Buddy Moss, a contemporary of Blind Willie McTell’s, is not as well-remembered today as McTell, but among many blues scholars, he is considered the most influential Southern blues guitarist of the early 1930’s. His music deserves to be heard, and he is beginning to be rediscovered. Listen to the video below to hear him for yourself.
Moss was born in Jewel, a tiny town located between Atlanta and Augusta, sometime in the early 1900’s. The family moved to Augusta when he was 4. He taught himself harmonica at an early age and was playing at parties before he reached his teens. By his teen years, he had begun busking on the streets of Augusta. At 16, he had made the move to Atlanta, working with Atlanta blues musicians Curley Weaver and Robert “Barbecue Bob” Hicks as a member of the Georgia Cotton Pickers. He began to teach himself guitar, and by the time he debuted as a performer in his own right three years later, he was already recgonized as a proficient and innovative blues guitarist, often playing around Atlanta with Blind Willie McTell.
From 1933 until 1935, Moss recorded on a number of labels simultaneously and sold well enough to make what was, for those days, a decent living. But then, in 1935, he was convicted of murdering his wife, on very flimsy evidence, and sent to jail for life. Due to determined attempts to clear him and his own good behavior, he was released on parole in 1941. As part of the agreement he was performing at Elon College when he met Brownie McGhee and Sonny Terry and began recording with them.
But there was a serious restriction on the use of shellac for recordings during World War II, and that seemed likely to spell the end of Moss’s recording career. He continued to perform around Georgia, North Carolina, and Virgina throughout the war and, by the early 1950’s, was back in Atlanta performing around town, but could no longer make a living with his music, so he worked on a tobacco farm and as an elevator operator to support himself.
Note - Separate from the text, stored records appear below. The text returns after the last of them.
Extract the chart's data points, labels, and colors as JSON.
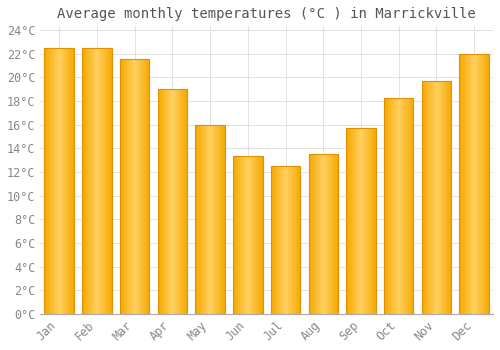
{
  "title": "Average monthly temperatures (°C ) in Marrickville",
  "months": [
    "Jan",
    "Feb",
    "Mar",
    "Apr",
    "May",
    "Jun",
    "Jul",
    "Aug",
    "Sep",
    "Oct",
    "Nov",
    "Dec"
  ],
  "values": [
    22.5,
    22.5,
    21.5,
    19.0,
    16.0,
    13.3,
    12.5,
    13.5,
    15.7,
    18.2,
    19.7,
    22.0
  ],
  "bar_color_left": "#F5A800",
  "bar_color_center": "#FFD060",
  "bar_color_right": "#F5A800",
  "background_color": "#FFFFFF",
  "grid_color": "#DDDDDD",
  "text_color": "#888888",
  "ylim": [
    0,
    24
  ],
  "ytick_step": 2,
  "title_fontsize": 10,
  "tick_fontsize": 8.5
}
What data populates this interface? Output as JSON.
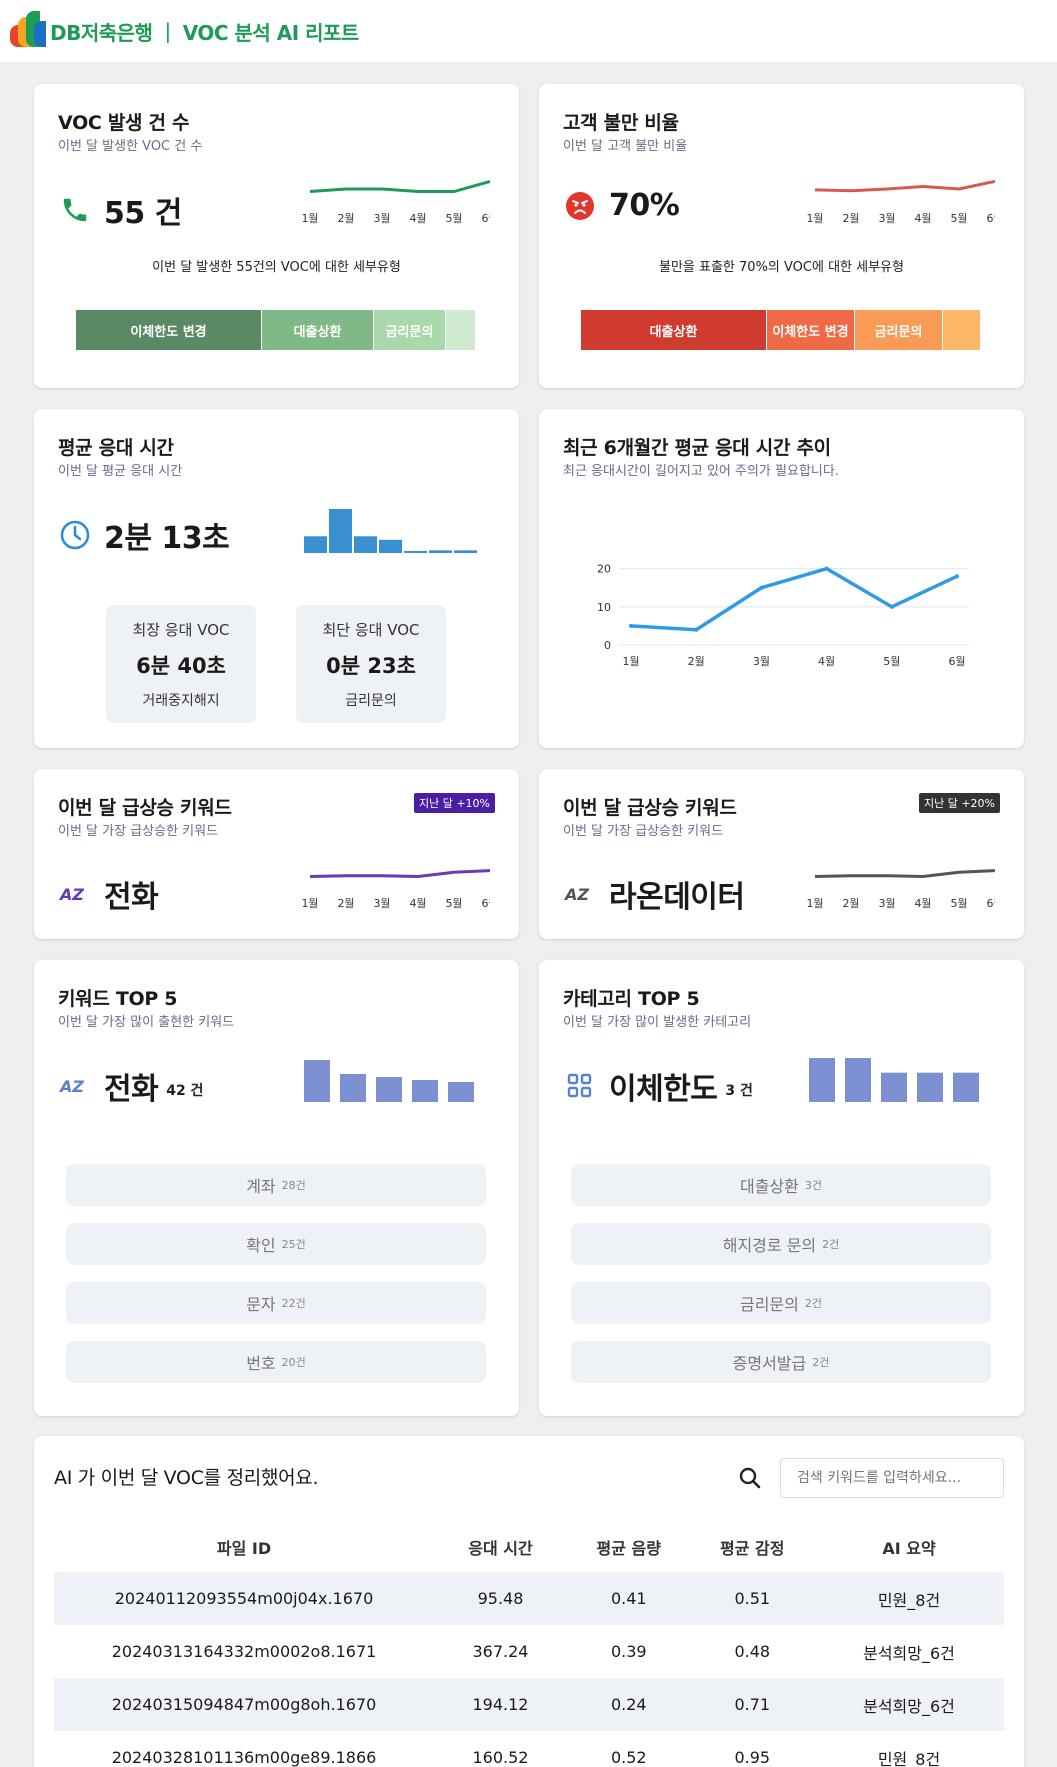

Moss was mostly forgotten until the 1960’s, when his association with Josh White led to his rediscovery by folk and blues music fans. He began performing on college campuses under the auspices of the Atlanta Folk Music Festival. Moss even played the Newport Folk Festival in 1969. He died in 1984, and though he has never reached the heights of recognition of Blind Willie McTell and others of his contemporaries, he is once again becoming known among blues circles with the release of his material on the Biograph and Document record labels.